Maybe they used to. Chucks were originally proliferated by salesman Chuck Taylor, who peddled them to high school under auspices of teaching basketball clinics. He taught basketball to sell the shoe, though, again, it doesn’t have arch or ankle support. Wilt Chamberlain reportedly scored his 100 point-game in Converses.
Perhaps now there’s a cognitive dissonance to watching Chucks performing athletic feats. In Grease, the whole gym classes are wearing high tops. In some posters for Hoosiers, Converses take up nearly the whole image. Seeing Converses communicate athleticism is even more difficult than grokking that Hemingway loved shopping at Abercrombie and Fitch.
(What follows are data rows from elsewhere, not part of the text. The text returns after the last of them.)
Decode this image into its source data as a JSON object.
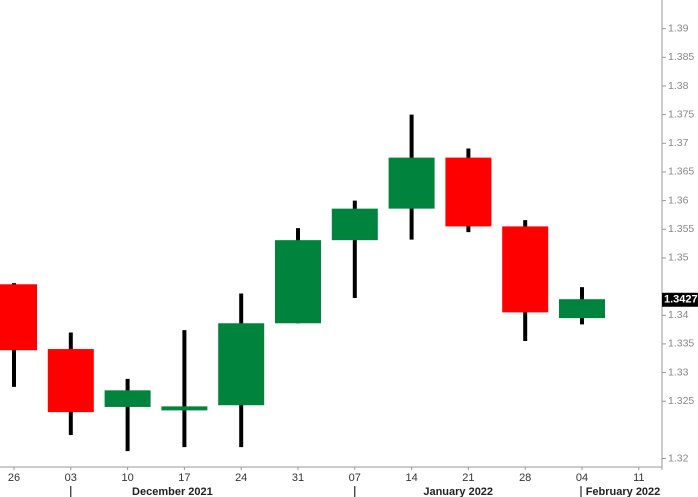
{
  "chart_data": {
    "type": "candlestick",
    "categories": [
      "26",
      "03",
      "10",
      "17",
      "24",
      "31",
      "07",
      "14",
      "21",
      "28",
      "04",
      "11"
    ],
    "open": [
      1.3454,
      1.3341,
      1.324,
      1.3236,
      1.3243,
      1.3386,
      1.3531,
      1.3586,
      1.3675,
      1.3555,
      1.3395,
      null
    ],
    "high": [
      1.3456,
      1.337,
      1.3289,
      1.3374,
      1.3438,
      1.3552,
      1.36,
      1.375,
      1.3691,
      1.3566,
      1.3449,
      null
    ],
    "low": [
      1.3275,
      1.3191,
      1.3163,
      1.317,
      1.317,
      1.3386,
      1.343,
      1.3532,
      1.3545,
      1.3355,
      1.3384,
      null
    ],
    "close": [
      1.3339,
      1.3231,
      1.3269,
      1.3241,
      1.3386,
      1.3531,
      1.3586,
      1.3675,
      1.3555,
      1.3405,
      1.3428,
      null
    ],
    "up_color": "#00843d",
    "down_color": "#ff0000",
    "ylim": [
      1.313,
      1.395
    ],
    "yticks": [
      1.39,
      1.385,
      1.38,
      1.375,
      1.37,
      1.365,
      1.36,
      1.355,
      1.35,
      1.34,
      1.335,
      1.33,
      1.325,
      {
        "value": 1.315,
        "label": "1.32"
      }
    ],
    "last_price": 1.3427,
    "months": [
      "December 2021",
      "January 2022",
      "February 2022"
    ]
  }
}
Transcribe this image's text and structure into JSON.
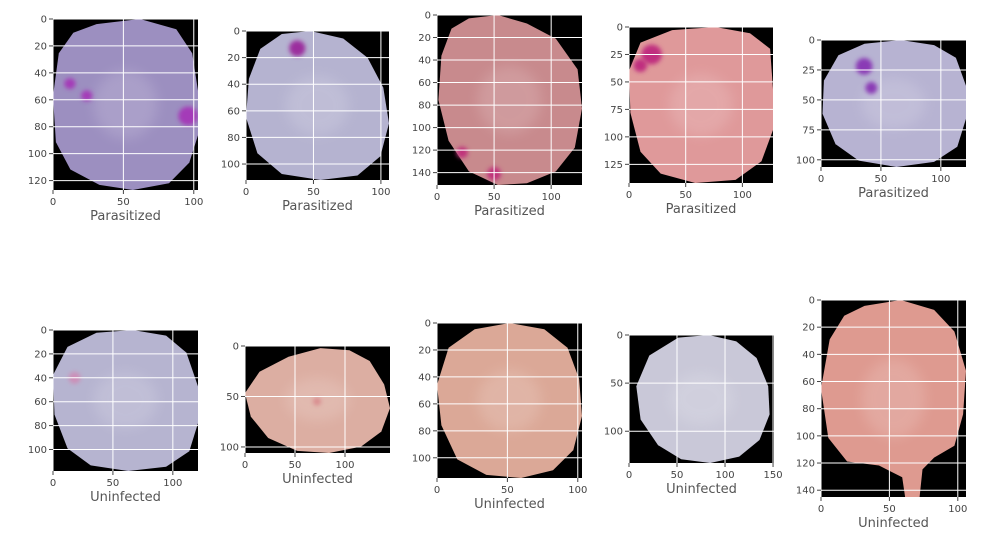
{
  "chart_data": [
    {
      "type": "image",
      "xlabel": "Parasitized",
      "xlim": [
        0,
        103
      ],
      "ylim": [
        0,
        127
      ],
      "xticks": [
        0,
        50,
        100
      ],
      "yticks": [
        0,
        20,
        40,
        60,
        80,
        100,
        120
      ],
      "cell_color": "#9c8fc0",
      "parasite_color": "#a43ab8",
      "stains": [
        {
          "x": 96,
          "y": 72,
          "r": 7
        },
        {
          "x": 12,
          "y": 48,
          "r": 4
        },
        {
          "x": 24,
          "y": 57,
          "r": 4
        }
      ]
    },
    {
      "type": "image",
      "xlabel": "Parasitized",
      "xlim": [
        0,
        106
      ],
      "ylim": [
        0,
        112
      ],
      "xticks": [
        0,
        50,
        100
      ],
      "yticks": [
        0,
        20,
        40,
        60,
        80,
        100
      ],
      "cell_color": "#b5b3d0",
      "parasite_color": "#9b2f9e",
      "stains": [
        {
          "x": 38,
          "y": 13,
          "r": 6
        }
      ]
    },
    {
      "type": "image",
      "xlabel": "Parasitized",
      "xlim": [
        0,
        127
      ],
      "ylim": [
        0,
        151
      ],
      "xticks": [
        0,
        50,
        100
      ],
      "yticks": [
        0,
        20,
        40,
        60,
        80,
        100,
        120,
        140
      ],
      "cell_color": "#c88a8d",
      "parasite_color": "#c0307a",
      "stains": [
        {
          "x": 50,
          "y": 141,
          "r": 6
        },
        {
          "x": 22,
          "y": 122,
          "r": 5
        }
      ]
    },
    {
      "type": "image",
      "xlabel": "Parasitized",
      "xlim": [
        0,
        127
      ],
      "ylim": [
        0,
        142
      ],
      "xticks": [
        0,
        50,
        100
      ],
      "yticks": [
        0,
        25,
        50,
        75,
        100,
        125
      ],
      "cell_color": "#df999a",
      "parasite_color": "#c02f7f",
      "stains": [
        {
          "x": 20,
          "y": 25,
          "r": 9
        },
        {
          "x": 10,
          "y": 35,
          "r": 6
        }
      ]
    },
    {
      "type": "image",
      "xlabel": "Parasitized",
      "xlim": [
        0,
        121
      ],
      "ylim": [
        0,
        106
      ],
      "xticks": [
        0,
        50,
        100
      ],
      "yticks": [
        0,
        25,
        50,
        75,
        100
      ],
      "cell_color": "#b7b3d2",
      "parasite_color": "#8a3bb5",
      "stains": [
        {
          "x": 36,
          "y": 22,
          "r": 7
        },
        {
          "x": 42,
          "y": 40,
          "r": 5
        }
      ]
    },
    {
      "type": "image",
      "xlabel": "Uninfected",
      "xlim": [
        0,
        121
      ],
      "ylim": [
        0,
        118
      ],
      "xticks": [
        0,
        50,
        100
      ],
      "yticks": [
        0,
        20,
        40,
        60,
        80,
        100
      ],
      "cell_color": "#b6b4d0",
      "parasite_color": "#cc8fb8",
      "stains": [
        {
          "x": 18,
          "y": 40,
          "r": 5
        }
      ]
    },
    {
      "type": "image",
      "xlabel": "Uninfected",
      "xlim": [
        0,
        145
      ],
      "ylim": [
        0,
        106
      ],
      "xticks": [
        0,
        50,
        100
      ],
      "yticks": [
        0,
        50,
        100
      ],
      "cell_color": "#dcaea2",
      "parasite_color": "#d98b8e",
      "stains": [
        {
          "x": 72,
          "y": 55,
          "r": 4
        }
      ]
    },
    {
      "type": "image",
      "xlabel": "Uninfected",
      "xlim": [
        0,
        103
      ],
      "ylim": [
        0,
        115
      ],
      "xticks": [
        0,
        50,
        100
      ],
      "yticks": [
        0,
        20,
        40,
        60,
        80,
        100
      ],
      "cell_color": "#dba897",
      "parasite_color": "#dba897",
      "stains": []
    },
    {
      "type": "image",
      "xlabel": "Uninfected",
      "xlim": [
        0,
        151
      ],
      "ylim": [
        0,
        133
      ],
      "xticks": [
        0,
        50,
        100,
        150
      ],
      "yticks": [
        0,
        50,
        100
      ],
      "cell_color": "#c9c8d8",
      "parasite_color": "#c9c8d8",
      "stains": []
    },
    {
      "type": "image",
      "xlabel": "Uninfected",
      "xlim": [
        0,
        106
      ],
      "ylim": [
        0,
        145
      ],
      "xticks": [
        0,
        50,
        100
      ],
      "yticks": [
        0,
        20,
        40,
        60,
        80,
        100,
        120,
        140
      ],
      "cell_color": "#de9a90",
      "parasite_color": "#de9a90",
      "stains": []
    }
  ]
}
What is the moment when the solid signal of the Converse sneaker changed teams, from the alpha jocks to style-conscious burnouts? Well, the Ramones put a Converse sneaker on their 1976 album cover and Kurt Cobain was peak grunging in the early ‘90s, but I think that 1979 cycling classic Breaking Away marked the beginning of the end of Converse’s more hard-core athletic affiliations. In this very important bike relay, the three negligible members of the Cutters team are all wearing Converses. Our hero is not. He beats great odds and emerges victorious. In case you don’t know the ending of Rocky, he doesn’t. We should have known.
Looking at those moments of Converse athleticism today, it’s like Chucks had a secret life they’re don’t really like to talk about anymore, but they can’t hide the paper trail. I wanted to call after the Converses I saw, scuttling up the grand training stairs: How did you get on Rocky’s feet? It’s like spotting a Grateful Dead tattoo on a Republican presidential candidate. Hey! What are you doing there! Come back and explain yourself!